Many months after watching that first video, someone shared with me a copy of Brown’s book Daring Greatly. Subtitled How the Courage to Be Vulnerable Transforms the Way We Live, Love, Parent and Lead, this book proved truly transformational. I’m not usually one to read books like this, but I found it so powerful that after returning the copy that had been loaned to me, I went and bought my own and read it again, this time making tons of marks and notes as I read.

As in her TED presentation, Brown draws the connection between shame, vulnerability and weakness. I had never thought of shame before I began to explore my identity, but her discussion of it resonated with my own experience in life. Why had I never shared this aspect of myself with anyone before?  Because I was ashamed of myself and afraid of what people would think of me. “Shame,” she writes, “is the intensely painful feeling or experience of believing that we are flawed and therefore unworthy of love and belonging.”  That describes very well how I perceived myself most of my life. I’m not going to unpack for you all the ways that this impacted my development as a person and my actions throughout my life, but it most certainly kept me from developing confidence in myself, from taking risks and from revealing my deepest thoughts and struggles. I believed in my heart that I was not enough. As she writes elsewhere, “If we don’t come to terms with our shame, our struggles, we start believing that there’s something wrong with us—that we’re bad, flawed, not good enough—and even worse, we start acting on those beliefs.”

I believe now that part of the reason I chose to become a missionary was in the unspoken, unrecognized belief that if somehow I could do enough good as a missionary it would make me worthy, acceptable, good and specifically that I could be loved by God. Naturally when that all fell apart it left me feeling only more worthless and flawed. I think that the Christian church often communicates this very message. Even as Christians speak of God’s unconditional love for people, they also insist on emphasizing that we’re so fundamentally flawed that there’s no hope for us. So we inculcate in people, at least people like me, a sense of shame so deep that it cannot ever be erased. And if, like me, your identity lies outside of traditional understandings of gender, that only makes you even more flawed. Since you cannot talk about it, your sense of shame becomes ever deeper.

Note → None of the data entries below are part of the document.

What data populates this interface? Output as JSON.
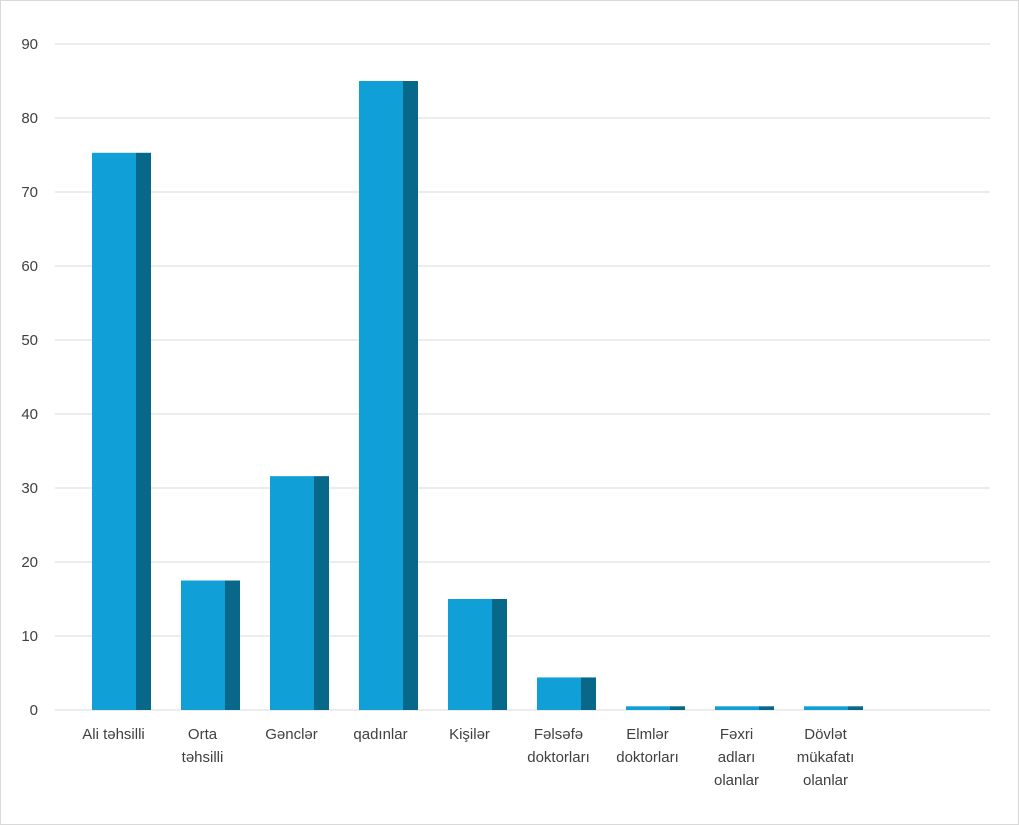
{
  "chart_data": {
    "type": "bar",
    "title": "",
    "xlabel": "",
    "ylabel": "",
    "categories": [
      [
        "Ali təhsilli"
      ],
      [
        "Orta",
        "təhsilli"
      ],
      [
        "Gənclər"
      ],
      [
        "qadınlar"
      ],
      [
        "Kişilər"
      ],
      [
        "Fəlsəfə",
        "doktorları"
      ],
      [
        "Elmlər",
        "doktorları"
      ],
      [
        "Fəxri",
        "adları",
        "olanlar"
      ],
      [
        "Dövlət",
        "mükafatı",
        "olanlar"
      ]
    ],
    "values": [
      75.3,
      17.5,
      31.6,
      85.0,
      15.0,
      4.4,
      0.5,
      0.5,
      0.5
    ],
    "ylim": [
      0,
      90
    ],
    "yticks": [
      0,
      10,
      20,
      30,
      40,
      50,
      60,
      70,
      80,
      90
    ],
    "grid": true,
    "legend": "none",
    "colors": {
      "bar_front": "#119fd8",
      "bar_side": "#07688a",
      "grid": "#d9d9d9",
      "text": "#404040"
    }
  }
}
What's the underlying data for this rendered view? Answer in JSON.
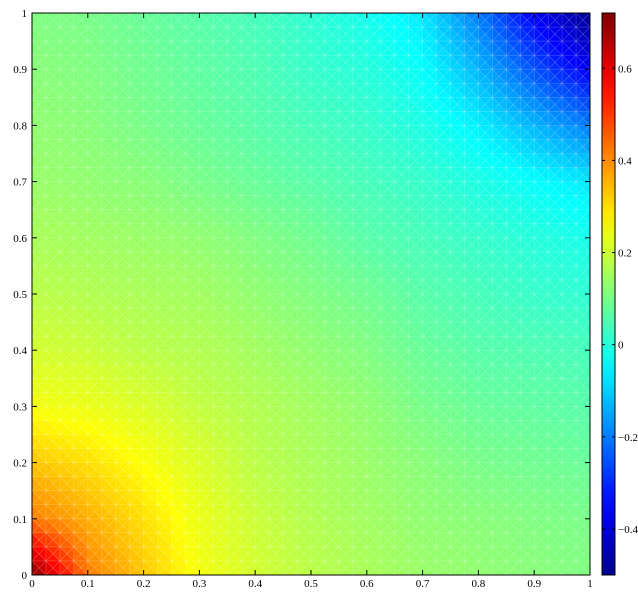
{
  "chart_data": {
    "type": "heatmap",
    "title": "",
    "xlabel": "",
    "ylabel": "",
    "xlim": [
      0,
      1
    ],
    "ylim": [
      0,
      1
    ],
    "x_ticks": [
      0,
      0.1,
      0.2,
      0.3,
      0.4,
      0.5,
      0.6,
      0.7,
      0.8,
      0.9,
      1
    ],
    "x_tick_labels": [
      "0",
      "0.1",
      "0.2",
      "0.3",
      "0.4",
      "0.5",
      "0.6",
      "0.7",
      "0.8",
      "0.9",
      "1"
    ],
    "y_ticks": [
      0,
      0.1,
      0.2,
      0.3,
      0.4,
      0.5,
      0.6,
      0.7,
      0.8,
      0.9,
      1
    ],
    "y_tick_labels": [
      "0",
      "0.1",
      "0.2",
      "0.3",
      "0.4",
      "0.5",
      "0.6",
      "0.7",
      "0.8",
      "0.9",
      "1"
    ],
    "grid_points": [
      0,
      0.1,
      0.2,
      0.3,
      0.4,
      0.5,
      0.6,
      0.7,
      0.8,
      0.9,
      1
    ],
    "z": [
      [
        0.72,
        0.42,
        0.33,
        0.25,
        0.21,
        0.18,
        0.16,
        0.14,
        0.13,
        0.12,
        0.11
      ],
      [
        0.42,
        0.36,
        0.3,
        0.24,
        0.2,
        0.17,
        0.15,
        0.13,
        0.12,
        0.11,
        0.1
      ],
      [
        0.33,
        0.3,
        0.26,
        0.22,
        0.18,
        0.16,
        0.14,
        0.12,
        0.1,
        0.09,
        0.08
      ],
      [
        0.25,
        0.24,
        0.22,
        0.19,
        0.17,
        0.15,
        0.13,
        0.1,
        0.08,
        0.07,
        0.06
      ],
      [
        0.21,
        0.2,
        0.18,
        0.17,
        0.15,
        0.13,
        0.11,
        0.08,
        0.06,
        0.05,
        0.04
      ],
      [
        0.18,
        0.17,
        0.16,
        0.15,
        0.13,
        0.11,
        0.09,
        0.06,
        0.04,
        0.02,
        0.01
      ],
      [
        0.16,
        0.15,
        0.14,
        0.13,
        0.11,
        0.09,
        0.06,
        0.04,
        0.02,
        0.0,
        -0.02
      ],
      [
        0.14,
        0.13,
        0.12,
        0.1,
        0.08,
        0.06,
        0.04,
        0.02,
        -0.01,
        -0.04,
        -0.07
      ],
      [
        0.13,
        0.12,
        0.1,
        0.08,
        0.06,
        0.04,
        0.02,
        -0.01,
        -0.06,
        -0.13,
        -0.2
      ],
      [
        0.12,
        0.11,
        0.09,
        0.07,
        0.05,
        0.02,
        0.0,
        -0.04,
        -0.13,
        -0.25,
        -0.36
      ],
      [
        0.11,
        0.1,
        0.08,
        0.06,
        0.04,
        0.01,
        -0.02,
        -0.07,
        -0.2,
        -0.36,
        -0.5
      ]
    ],
    "colorbar": {
      "range": [
        -0.5,
        0.72
      ],
      "ticks": [
        -0.4,
        -0.2,
        0,
        0.2,
        0.4,
        0.6
      ],
      "tick_labels": [
        "−0.4",
        "−0.2",
        "0",
        "0.2",
        "0.4",
        "0.6"
      ]
    },
    "colormap": "jet",
    "mesh_overlay": "white triangular mesh lines",
    "grid": false
  }
}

Brown argues that we must learn to take off the armor we put on to protect ourselves from being wounded, from revealing our shame, from being vulnerable, if we are going to live full and authentic lives. This challenge, coming at a time when I was beginning to reach an understanding of myself, provided an open window to my dark internal prison. All of my life shame, the belief that I was unworthy of love, had kept me from loving myself, from opening myself fully to others, from embracing who I am. I robbed myself and others of the richer experience of a full and authentic me. As I read and processed Brown’s book I began to reorient my thinking from “I’m not enough. I’m unworthy” to “I am enough. I am worthy of love.” It’s a message I had to tell myself over and over (and still do!) but like water dripping on a stone it began to have an effect. I began to find the courage to love and be myself and to open myself to others, ever so slowly and hesitantly, but the door had finally opened a crack.